What we would be lamenting if we were to bemoan the construction of Essex Street Crossing, the 1.65-million-square-foot mixed-use complex, renderings of which the city recently released, is essentially the loss of parking lots that the city has for decades tried to reimagine. The development, which will be erected over various sites near the intersection of Essex and Delancey Streets in Lower Manhattan, will include 1,000 units of housing (both rental apartments and condominiums), half of which will be made permanently affordable to those families with yearly household incomes ranging from $ 31,000 to $ 133,000. The project includes a site for Head Start programs, a community center run by the 100-year-old Grand Street Settlement, office space, retail space, a rooftop farm and a museum.
The prospect of glass towers inevitably (and too often rightly) breeds skepticism. In this case, the planned relocation of the 73-year-old, city-run Essex Street Market, from one side of Delancey Street to what will be a glitzier building on the other, has been the focus of a certain degree of emotion and worry. Last year, the community circulated a petition to keep the market in its current location. Ironically, it wasn’t so much the utilitarian-looking 1940 building that seemed to move detractors as what the market had come to symbolize in an era of gentrification.
The Essex Street Market, along with other municipally run food halls, was established by Mayor Fiorello H. La Guardia in 1940 to get rid of the pushcart culture he found so distasteful. For years preceding the current real estate boom, the market languished. In 2001, vendors occupied only 60 percent of the available space.

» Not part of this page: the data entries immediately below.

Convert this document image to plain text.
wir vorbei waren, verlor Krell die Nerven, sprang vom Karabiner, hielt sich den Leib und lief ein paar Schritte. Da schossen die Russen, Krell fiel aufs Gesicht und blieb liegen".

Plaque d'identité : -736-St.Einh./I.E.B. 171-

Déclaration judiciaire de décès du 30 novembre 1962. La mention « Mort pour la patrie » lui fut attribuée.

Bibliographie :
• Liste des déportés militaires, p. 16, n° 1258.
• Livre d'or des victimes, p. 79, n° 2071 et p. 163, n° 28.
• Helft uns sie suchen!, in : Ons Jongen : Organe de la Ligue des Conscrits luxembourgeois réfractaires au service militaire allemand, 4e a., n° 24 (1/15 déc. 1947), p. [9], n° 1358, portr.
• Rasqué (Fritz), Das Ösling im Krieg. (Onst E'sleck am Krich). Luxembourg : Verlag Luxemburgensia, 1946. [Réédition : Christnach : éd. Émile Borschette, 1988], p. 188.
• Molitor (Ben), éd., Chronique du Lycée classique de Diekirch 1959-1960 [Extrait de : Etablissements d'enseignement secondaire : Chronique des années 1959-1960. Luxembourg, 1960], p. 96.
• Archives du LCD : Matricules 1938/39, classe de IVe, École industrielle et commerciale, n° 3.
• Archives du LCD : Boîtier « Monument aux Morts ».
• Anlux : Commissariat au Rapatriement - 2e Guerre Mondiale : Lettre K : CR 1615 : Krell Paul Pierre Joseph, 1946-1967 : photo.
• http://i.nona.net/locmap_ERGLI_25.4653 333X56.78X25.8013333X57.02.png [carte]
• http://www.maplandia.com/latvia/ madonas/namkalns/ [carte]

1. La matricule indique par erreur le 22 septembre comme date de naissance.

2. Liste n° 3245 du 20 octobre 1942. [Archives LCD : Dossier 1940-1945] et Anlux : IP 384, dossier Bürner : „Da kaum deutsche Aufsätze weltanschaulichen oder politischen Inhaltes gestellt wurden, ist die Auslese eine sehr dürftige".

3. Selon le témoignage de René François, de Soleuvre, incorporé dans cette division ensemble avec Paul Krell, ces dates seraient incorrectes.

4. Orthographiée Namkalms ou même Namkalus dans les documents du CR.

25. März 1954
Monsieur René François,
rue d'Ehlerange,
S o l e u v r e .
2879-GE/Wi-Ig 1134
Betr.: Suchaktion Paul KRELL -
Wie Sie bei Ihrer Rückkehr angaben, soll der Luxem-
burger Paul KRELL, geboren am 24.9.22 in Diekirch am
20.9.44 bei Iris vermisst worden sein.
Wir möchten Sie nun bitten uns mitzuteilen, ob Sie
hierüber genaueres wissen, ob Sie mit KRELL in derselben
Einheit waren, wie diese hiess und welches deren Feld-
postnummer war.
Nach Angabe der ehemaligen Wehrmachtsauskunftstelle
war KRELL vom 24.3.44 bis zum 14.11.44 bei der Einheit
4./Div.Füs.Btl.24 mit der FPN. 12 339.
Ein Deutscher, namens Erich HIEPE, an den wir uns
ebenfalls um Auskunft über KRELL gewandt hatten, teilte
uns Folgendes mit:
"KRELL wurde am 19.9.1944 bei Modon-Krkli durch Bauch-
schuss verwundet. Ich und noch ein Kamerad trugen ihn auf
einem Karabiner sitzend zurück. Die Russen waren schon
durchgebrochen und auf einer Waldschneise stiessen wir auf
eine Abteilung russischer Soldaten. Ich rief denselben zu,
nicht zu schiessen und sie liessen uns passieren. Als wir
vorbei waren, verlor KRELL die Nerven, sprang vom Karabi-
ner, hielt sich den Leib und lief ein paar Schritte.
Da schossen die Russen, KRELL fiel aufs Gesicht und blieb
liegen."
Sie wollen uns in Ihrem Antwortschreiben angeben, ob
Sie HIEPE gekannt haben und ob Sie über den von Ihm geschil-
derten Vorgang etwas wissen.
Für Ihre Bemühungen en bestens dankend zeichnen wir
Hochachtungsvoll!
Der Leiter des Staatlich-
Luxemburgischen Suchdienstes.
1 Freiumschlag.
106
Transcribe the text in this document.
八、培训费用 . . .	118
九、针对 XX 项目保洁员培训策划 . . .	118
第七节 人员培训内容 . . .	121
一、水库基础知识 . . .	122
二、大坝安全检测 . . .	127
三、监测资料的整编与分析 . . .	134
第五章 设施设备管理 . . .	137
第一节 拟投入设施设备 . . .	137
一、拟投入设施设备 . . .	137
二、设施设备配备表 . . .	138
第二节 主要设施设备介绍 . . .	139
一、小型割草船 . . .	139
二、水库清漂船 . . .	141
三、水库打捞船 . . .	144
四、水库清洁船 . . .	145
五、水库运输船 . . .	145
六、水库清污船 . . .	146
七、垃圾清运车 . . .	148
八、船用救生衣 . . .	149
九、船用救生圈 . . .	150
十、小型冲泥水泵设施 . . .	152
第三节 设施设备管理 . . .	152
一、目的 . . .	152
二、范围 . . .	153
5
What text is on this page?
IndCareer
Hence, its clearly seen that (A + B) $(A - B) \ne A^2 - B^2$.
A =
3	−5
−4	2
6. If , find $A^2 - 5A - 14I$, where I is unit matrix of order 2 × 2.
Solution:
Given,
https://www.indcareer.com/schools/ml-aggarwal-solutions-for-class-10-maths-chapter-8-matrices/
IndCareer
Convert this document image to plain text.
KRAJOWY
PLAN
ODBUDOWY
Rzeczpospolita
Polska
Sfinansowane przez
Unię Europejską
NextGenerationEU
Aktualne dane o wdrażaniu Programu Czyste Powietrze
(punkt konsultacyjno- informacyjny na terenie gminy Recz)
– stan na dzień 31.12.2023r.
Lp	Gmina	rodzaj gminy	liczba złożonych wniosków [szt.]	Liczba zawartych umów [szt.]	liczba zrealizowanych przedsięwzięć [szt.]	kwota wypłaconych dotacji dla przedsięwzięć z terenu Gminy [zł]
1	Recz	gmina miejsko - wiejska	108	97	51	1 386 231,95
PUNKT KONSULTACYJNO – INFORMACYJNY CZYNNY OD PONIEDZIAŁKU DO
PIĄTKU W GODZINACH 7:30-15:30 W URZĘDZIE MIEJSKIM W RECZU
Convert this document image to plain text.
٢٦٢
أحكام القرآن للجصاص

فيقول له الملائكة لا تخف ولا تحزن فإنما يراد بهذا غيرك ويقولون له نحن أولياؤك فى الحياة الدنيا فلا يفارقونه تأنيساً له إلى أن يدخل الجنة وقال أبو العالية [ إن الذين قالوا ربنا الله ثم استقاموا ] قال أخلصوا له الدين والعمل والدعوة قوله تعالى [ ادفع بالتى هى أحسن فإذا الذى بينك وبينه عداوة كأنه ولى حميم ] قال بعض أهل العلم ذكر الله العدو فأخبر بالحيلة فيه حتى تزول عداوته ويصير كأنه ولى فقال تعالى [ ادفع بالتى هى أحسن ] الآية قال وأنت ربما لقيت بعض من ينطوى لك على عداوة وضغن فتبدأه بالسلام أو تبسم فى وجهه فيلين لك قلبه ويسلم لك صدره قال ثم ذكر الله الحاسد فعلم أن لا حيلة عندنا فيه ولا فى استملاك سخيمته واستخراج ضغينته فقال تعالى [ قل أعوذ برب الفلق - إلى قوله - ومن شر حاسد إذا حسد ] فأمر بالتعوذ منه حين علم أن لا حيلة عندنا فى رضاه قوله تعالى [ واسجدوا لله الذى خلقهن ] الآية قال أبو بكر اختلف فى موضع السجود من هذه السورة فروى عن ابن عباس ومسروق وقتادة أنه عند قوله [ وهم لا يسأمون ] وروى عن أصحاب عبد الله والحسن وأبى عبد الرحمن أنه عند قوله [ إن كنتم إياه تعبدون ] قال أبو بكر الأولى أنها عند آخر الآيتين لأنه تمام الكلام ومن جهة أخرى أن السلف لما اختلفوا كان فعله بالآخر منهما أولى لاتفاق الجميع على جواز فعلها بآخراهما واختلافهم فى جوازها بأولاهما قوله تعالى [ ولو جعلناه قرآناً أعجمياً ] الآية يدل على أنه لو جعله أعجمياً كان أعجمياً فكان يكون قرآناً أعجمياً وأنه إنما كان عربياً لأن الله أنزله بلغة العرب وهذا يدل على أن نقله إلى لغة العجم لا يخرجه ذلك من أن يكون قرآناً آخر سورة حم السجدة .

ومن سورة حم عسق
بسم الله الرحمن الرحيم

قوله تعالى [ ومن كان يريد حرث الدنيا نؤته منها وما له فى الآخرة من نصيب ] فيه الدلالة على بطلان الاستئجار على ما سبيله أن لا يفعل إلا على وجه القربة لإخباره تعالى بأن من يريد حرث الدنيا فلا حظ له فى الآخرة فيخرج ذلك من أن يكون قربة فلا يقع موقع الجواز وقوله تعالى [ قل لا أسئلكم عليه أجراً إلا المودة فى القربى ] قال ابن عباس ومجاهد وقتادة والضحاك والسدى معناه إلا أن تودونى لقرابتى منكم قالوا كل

In the ’80s and ’90s, “it was very hard to get people inside,” said Ron Budinas, who with his husband and partner, Ira Stolzenberg, has operated Rainbo’s Fish in the market since the ’70s. “Things were dark and dreary; there were prostitutes outside,” he added. “It was horrendous.”
“People were too busy playing numbers,” he told me, and certain stalls simply seemed like fronts for heroin dealing.
In recent years, as the fortunes of the Lower East Side have changed, $ 22-a-pound cheese and smoked Scandinavian fish have come, and surprisingly, this turn of events has not been odious. The market’s bodegas and their unusual root vegetables have remained. Limes are still sold at six for a dollar.
More than any other shopping venue in the city, the market stands as a place where disparate demographics consume things together — where old Hispanic women from the housing projects, owners of $ 2 million lofts and artists in rent-controlled Ridge Street apartments coexist in a Jane Jacobs vision.
Is this utopian alchemy now doomed? In its new building, years away from completion, the market will double in size to approximately 30,000 square feet. The city has promised existing vendors, from whom it has sought suggestions, that rents will not exceed what they would be paying in the current location; that they will remain in continuous operation until the new structure is ready; that moving expenses will be taken care of; and that infrastructure will be vastly improved.
At the same time, plans for Essex Crossing include a supermarket, which could steer customers away and, as Mr. Budinas put it, “no one really believes that rents won’t go up.”
But if the city can actually do what it claims it is so passionately committed to doing and build on the social dynamic that has evolved at the Essex Street Market for the whole project rather than displace it, then in this instance development will finally mean what its proponents always say it does: progress, and progress of the kind that uses private financing to serve a greater good.
“You come here and it’s like Coney Island, like you’re going to join the circus,” Rhonda Kave, a chocolatier in the market and a slow convert to the new venture, told me. Quirkiness breeds affection and frustration in equal measure. “I’ll mourn this building,” she said, “even as I curse that the air-conditioning doesn’t work.”